Our study performed an interaction analysis that revealed an interaction between age, alcohol consumption, and diabetes. To test the robustness of the results and potential variability, we performed sensitivity analyses excluding CVD within the first year of follow-up to reduce potential reverse causality. The findings were consistent with the total population - alcohol consumption and smoking are the two main risk factors for CVD [33].

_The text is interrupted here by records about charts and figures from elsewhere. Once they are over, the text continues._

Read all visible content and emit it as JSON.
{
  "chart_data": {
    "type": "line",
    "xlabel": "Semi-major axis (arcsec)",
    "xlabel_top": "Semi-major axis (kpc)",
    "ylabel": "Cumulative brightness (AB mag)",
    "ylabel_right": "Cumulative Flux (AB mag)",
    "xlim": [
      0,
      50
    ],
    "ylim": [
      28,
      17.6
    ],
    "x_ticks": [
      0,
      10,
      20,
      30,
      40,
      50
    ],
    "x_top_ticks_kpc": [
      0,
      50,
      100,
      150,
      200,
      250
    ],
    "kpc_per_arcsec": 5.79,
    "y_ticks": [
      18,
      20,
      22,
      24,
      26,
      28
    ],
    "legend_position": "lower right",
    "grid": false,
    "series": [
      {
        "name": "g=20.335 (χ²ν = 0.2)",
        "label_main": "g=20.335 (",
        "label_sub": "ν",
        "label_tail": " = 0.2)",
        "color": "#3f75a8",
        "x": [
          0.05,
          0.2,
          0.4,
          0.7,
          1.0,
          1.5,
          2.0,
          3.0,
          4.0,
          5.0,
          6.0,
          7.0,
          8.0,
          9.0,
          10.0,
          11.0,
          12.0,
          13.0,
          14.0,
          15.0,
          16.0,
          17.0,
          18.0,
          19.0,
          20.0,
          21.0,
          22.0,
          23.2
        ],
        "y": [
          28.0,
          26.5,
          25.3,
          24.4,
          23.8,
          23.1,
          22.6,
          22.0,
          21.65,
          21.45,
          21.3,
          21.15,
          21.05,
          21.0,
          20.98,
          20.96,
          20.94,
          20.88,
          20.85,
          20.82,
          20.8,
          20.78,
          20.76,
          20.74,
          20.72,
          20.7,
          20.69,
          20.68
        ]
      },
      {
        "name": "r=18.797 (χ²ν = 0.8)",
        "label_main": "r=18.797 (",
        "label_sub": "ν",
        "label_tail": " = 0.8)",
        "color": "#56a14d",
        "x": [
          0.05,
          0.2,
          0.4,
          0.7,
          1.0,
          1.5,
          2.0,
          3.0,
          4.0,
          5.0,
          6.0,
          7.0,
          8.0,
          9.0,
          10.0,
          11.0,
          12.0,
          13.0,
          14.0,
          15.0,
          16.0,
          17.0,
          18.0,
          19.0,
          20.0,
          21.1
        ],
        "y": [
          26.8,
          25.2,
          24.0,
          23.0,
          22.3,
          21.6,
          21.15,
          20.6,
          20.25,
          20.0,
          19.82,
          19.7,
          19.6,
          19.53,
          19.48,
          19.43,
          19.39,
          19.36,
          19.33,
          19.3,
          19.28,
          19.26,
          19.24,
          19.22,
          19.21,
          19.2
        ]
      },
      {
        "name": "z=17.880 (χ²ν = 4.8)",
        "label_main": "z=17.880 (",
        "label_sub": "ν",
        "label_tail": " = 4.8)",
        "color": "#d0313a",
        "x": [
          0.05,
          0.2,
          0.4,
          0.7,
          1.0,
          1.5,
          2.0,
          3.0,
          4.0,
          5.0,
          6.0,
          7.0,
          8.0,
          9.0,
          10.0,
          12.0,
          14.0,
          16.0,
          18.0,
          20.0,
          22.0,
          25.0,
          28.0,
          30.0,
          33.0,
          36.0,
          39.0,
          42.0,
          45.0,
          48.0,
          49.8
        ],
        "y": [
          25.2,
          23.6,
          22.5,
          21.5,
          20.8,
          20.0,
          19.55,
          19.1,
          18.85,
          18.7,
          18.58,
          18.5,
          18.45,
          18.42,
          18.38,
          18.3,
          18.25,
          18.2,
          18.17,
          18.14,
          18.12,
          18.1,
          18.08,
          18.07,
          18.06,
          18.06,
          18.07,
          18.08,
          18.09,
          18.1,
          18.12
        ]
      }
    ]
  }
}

Mechanisms of CVD risk already present in early diabetes

The mechanisms underlying the development of early CVD in patients with diabetes are complex and remain unclear. It is currently believed that this may be related to various factors, such as insulin resistance, hyperglycemia, and vascular endothelial dysfunction. Studies have shown that in the prediabetes stage, the risk of CVD increases owing to the presence of strong insulin resistance and low endogenous insulin secretion in the body, which in turn leads to the development of atherosclerotic vascular lesions [3435]. Second, hyperglycemia accelerates the progression of atherosclerosis by enhancing oxidative stress in arterial endothelial cells and the formation of advanced glycosylation end products, leading to the disruption of normal vascular endothelial function [36]. Finally, a number of cardiovascular disease risk factors, such as dyslipidemia, overweight or obesity, and hypertension, are clustered in diabetes, and a combination of these factors can lead to CVD [3738].

Impact on public health

Our findings have several implications for public health and research on patients with CVD. Our study points out that CVD risk already exists in prediabetes and that early identification of vascular lesions in patients living with diabetes can help reduce the excess burden of CVD complications in diabetes. Although the excess risk of coronary heart disease among patients with diabetes is largely due to diabetes-related CVD risk factors (e.g., LDL cholesterol, elevated blood pressure, and smoking) [39], the deleterious effects of the hyperglycemic state on vascular and endothelial functions are also important because of their atherosclerotic potential [40]. The association between hyperglycemia and coronary artery disease is evident in population-based studies; however, this association may not be as strong as the association between LDL cholesterol and elevated blood pressure.

Limitations

Our study had high homogeneity among participants, a large sample size, and robustness after adjusting for various covariates. However, this study had some limitations. First, due to the limitations of the conditions, only FPG was measured during the physical examination of the residents, and glycated hemoglobin testing was not performed; therefore, we are missing this key information, which may lead to undiagnosed patients with DM or prediabetes. Second, because this study was a retrospective investigation, the introduction of unknown variables into the population or changes in known variables during follow-up may have affected the outcomes. Although we adjusted for potential confounders, we cannot rule out the existence of other known CVD risk factors (e.g., hyperlipidemia, hypertension, and other chronic diseases). Finally, because FPG was measured through population-based physical examinations, FPG values in the survey were measured only once for each participant, and fluctuations in short-term blood glucose values may have been influenced by other factors. This could have led to misclassification and a slightly inflated or reduced number of patients with diabetes in this study.

Conclusions

In conclusion, our findings show that prediabetes and DM increase the risk of CVD compared with normal FPG levels. Abnormal fasting glucose levels in prediabetes can help identify people at high risk of CVD, emphasizing the importance early intervention in patients with diabetes to prevent CVD progression and provide an opportunity to prevent serious complications of diabetes. In future research, we need to combine glycosylated hemoglobin to reduce potential pre diabetes and patients living with diabetes.